Live Edition · iOS 16.4 · Swift 5.8.1 · Xcode 14.3.1

Create Multiplatform Components in SwiftUI
Written by Team Kodeco

SwiftUI shines when it comes to creating UIs for different Apple platforms. With the same SwiftUI components, you can build interfaces that adapt natively to their environment, whether it’s an iPhone, iPad, Mac or even an Apple Watch or Apple TV. This section focuses on how to build components that seamlessly adapt across iOS and macOS.

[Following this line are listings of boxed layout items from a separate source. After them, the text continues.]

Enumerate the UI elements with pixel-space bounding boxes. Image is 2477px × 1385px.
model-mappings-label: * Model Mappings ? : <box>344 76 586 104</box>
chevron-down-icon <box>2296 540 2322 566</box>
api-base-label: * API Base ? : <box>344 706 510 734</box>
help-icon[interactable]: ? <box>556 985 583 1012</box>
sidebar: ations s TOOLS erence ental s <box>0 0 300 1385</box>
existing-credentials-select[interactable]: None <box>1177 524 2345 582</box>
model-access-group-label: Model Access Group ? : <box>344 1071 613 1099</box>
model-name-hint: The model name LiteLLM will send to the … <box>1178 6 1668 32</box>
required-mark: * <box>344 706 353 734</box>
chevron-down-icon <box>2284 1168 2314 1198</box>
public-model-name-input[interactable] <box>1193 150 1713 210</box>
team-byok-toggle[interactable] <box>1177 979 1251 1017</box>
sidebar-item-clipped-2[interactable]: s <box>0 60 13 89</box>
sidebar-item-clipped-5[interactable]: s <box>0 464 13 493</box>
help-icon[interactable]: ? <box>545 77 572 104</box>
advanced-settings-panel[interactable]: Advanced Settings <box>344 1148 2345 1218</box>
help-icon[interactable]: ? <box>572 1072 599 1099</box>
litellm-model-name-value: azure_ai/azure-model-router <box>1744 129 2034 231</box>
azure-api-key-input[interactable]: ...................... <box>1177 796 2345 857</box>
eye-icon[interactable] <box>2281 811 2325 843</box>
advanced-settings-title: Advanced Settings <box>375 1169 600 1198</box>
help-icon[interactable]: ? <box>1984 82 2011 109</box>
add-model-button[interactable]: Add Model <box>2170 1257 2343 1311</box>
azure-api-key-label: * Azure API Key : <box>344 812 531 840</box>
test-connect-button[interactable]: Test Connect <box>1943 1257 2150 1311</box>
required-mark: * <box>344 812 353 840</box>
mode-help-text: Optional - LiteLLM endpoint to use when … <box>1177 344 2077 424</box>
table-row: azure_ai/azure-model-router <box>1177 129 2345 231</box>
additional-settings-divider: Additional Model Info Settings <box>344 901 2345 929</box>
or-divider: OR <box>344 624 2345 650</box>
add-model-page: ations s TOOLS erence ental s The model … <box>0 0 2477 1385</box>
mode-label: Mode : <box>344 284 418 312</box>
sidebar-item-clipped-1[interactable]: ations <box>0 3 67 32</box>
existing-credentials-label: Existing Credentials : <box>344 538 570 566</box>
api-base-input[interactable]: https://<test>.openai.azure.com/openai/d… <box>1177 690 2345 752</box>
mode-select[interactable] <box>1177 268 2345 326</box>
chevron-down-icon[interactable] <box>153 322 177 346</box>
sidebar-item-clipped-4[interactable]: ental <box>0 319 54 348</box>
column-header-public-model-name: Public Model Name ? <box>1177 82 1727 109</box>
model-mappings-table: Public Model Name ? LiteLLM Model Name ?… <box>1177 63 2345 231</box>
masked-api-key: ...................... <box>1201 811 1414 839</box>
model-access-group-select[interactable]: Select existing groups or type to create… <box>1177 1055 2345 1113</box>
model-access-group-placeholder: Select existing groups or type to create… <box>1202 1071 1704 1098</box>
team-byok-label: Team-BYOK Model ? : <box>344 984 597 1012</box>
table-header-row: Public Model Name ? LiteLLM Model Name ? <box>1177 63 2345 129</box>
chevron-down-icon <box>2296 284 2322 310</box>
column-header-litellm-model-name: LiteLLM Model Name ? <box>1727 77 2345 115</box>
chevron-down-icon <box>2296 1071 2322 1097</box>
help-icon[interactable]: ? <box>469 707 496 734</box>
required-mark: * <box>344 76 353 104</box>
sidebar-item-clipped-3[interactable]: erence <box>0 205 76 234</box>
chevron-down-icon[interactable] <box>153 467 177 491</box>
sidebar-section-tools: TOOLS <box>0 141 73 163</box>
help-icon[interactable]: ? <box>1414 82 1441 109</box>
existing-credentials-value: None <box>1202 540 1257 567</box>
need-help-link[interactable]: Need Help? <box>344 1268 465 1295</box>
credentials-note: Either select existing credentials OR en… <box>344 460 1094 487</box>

As an example, let’s look at a simple SwiftUI view built with a TabView:

struct ContentView: View {
  var body: some View {
    TabView {
      Text("Tab 1")
        .tabItem {
          Label("Tab 1", systemImage: "1.circle")
        }
      
      Text("Tab 2")
        .tabItem {
          Label("Tab 2", systemImage: "2.circle")
        }
    }
  }
}

With an iPhone as your simulator, your preview should look like this:

A TabView with two tabs on an iPhone.
A TabView with two tabs on an iPhone.

Now change the simulator to My Mac and you’ll see the following:

A TabView with two tabs on a Mac.
A TabView with two tabs on a Mac.

In this example, you create a TabView with two tabs, each containing a Text view. On iOS, the TabView translates into a tab bar at the bottom of the screen. On macOS, it’s automatically adapted into tab controls at the top of the window, a more common pattern in many macOS applications. This platform-based adaptation applies to many other SwiftUI views, such as List, Button and so on.

Such adaptability is an advantage of SwiftUI that simplifies multiplatform development. You can write your UI code once and trust SwiftUI to adapt it appropriately for the target platform, creating a native and familiar experience for the user.